In unmittelbarer Nähe dieses Gräberfeldes befindet sich die „Abteilung der Vereinten Nationen“. Auf Anweisung eines sowjetischen Offiziers wurden die sterblichen Überreste von 223 Opfern, deren Herkunftsländer eindeutig identifiziert werden konnten, im Frühjahr 1949 in dieser Abteilung beigesetzt. Die Stirnseite ziert eine Wand mit der Aufschrift „Den in Halle gemordeten ausländischen Opfern des faschistischen Terrors zum ehrenden Gedenken“. Die 18 liegenden Steinplatten rundum zeigen keine individuellen Namen, nur die Bezeichnung der Länder, aus denen die Toten stammen, deren Umbetten an diese Stelle die sowjetische Kommandantur in den Jahren 1947/48 angeordnet hatte.

In der Abteilung 25 des Gertraudenfriedhofs befindet sich das Gräberfeld der Todesopfer der Luftangriffe auf Halle vom 31. März und 6. April 1945. Die Anlage umfasst 844 Einzelgräber. Neben den durch die Bombenangriffe ums Leben gekommenen Zivilisten sind hier auch Angehörige von Wehrmacht und Volkssturm beigesetzt, die in den letzten Kämpfen im April 1945 in Halle gefallen waren.

Ebenfalls einen Status als Gräber der Opfer von Krieg und Gewaltherrschaft und damit unbegrenztes Ruherecht haben die „Torgauer Häftlingsurnen“. Ab Juni 1950 war das Krematorium des Gertraudenfriedhofs für verstorbene Häftlinge des Gefängnisses Torgau-Fort Zinna zuständig.
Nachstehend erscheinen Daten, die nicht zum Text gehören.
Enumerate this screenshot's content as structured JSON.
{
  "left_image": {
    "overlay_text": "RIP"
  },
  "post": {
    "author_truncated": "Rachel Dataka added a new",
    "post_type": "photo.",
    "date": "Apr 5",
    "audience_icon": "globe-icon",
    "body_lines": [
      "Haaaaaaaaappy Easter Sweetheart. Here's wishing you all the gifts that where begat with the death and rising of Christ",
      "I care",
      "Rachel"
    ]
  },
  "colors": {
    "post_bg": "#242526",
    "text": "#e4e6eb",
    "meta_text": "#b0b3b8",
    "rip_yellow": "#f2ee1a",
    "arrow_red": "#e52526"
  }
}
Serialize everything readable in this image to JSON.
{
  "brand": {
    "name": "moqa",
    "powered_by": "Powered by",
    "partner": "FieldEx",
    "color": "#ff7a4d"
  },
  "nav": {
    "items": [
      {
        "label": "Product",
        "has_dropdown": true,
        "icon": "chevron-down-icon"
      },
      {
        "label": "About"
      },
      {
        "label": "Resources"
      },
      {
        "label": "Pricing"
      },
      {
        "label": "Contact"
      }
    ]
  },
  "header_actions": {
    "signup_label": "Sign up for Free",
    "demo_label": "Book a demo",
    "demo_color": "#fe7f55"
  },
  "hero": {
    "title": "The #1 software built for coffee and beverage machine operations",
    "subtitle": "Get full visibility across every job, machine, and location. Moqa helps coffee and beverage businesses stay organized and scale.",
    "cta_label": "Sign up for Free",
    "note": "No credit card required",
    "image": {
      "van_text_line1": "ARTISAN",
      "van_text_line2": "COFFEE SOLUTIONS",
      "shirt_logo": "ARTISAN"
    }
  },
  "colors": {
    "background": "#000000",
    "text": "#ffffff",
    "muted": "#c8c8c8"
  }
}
Nach einer Anordnung des Ministeriums des Innern der DDR sollten die Toten eingeäschert und die Urnen anonym beigesetzt, d. h. unter einer Rasenfläche, ohne Kennzeichnung des Ortes vergraben werden. Eine Exhumierung und anschließende Bestattung in Familiengräbern sollte unmöglich gemacht und dadurch größere Menschenansammlungen, die den Charakter „politischer Demonstrationen“ annehmen könnten, verhindert werden. Der Leiter des Gertraudenfriedhofs umging die Anordnung der anonymen Beisetzung, indem er eine Form der Bestattung wählte, die eine Rekonstruktion des Ortes möglich machte. Auf dem Gräberfeld 39 wurden die Urnen an den Kopfenden bereits vorhandener Gräber in den Boden versenkt und dazu ein spezieller Lageplan angefertigt. Bei Nachforschungen des ehemaligen Torgau-Häftlings Benno Priess nach dem Verbleib der Urnen seiner verstorbenen Haftkameraden wurden Anfang der 1990er Jahre im Archiv des Gertraudenfriedhofs diese heimlich angefertigte Aufzeichnungen des damaligen Friedhofsleiters entdeckt, mit deren Hilfe die Urnen auf diesem stillgelegten Gräberfeld gefunden wurden. Dies ermöglichte es, Nachforschungen nach Angehörigen anzustellen und 40 Jahre nach dem Tod der Gefangenen ihre Urnen in die Grabstellen ihrer Familien zu überführen. In 117 Fällen gelang es nicht mehr, Angehörige zu ermitteln. 111 dieser Urnen (der Zustand von sechs Urnen ließ eine Umbettung nicht mehr zu) wurden in die Abteilung 24 des Gertraudenfriedhofs auf einer eigens dafür geschaffenen Anlage umgebettet. Die Anlage besteht aus einer Informationstafel am Weg und acht Steinen vor dem Urnenfeld. Auf den Steinen stehen die Namen und Daten von 117 Männern.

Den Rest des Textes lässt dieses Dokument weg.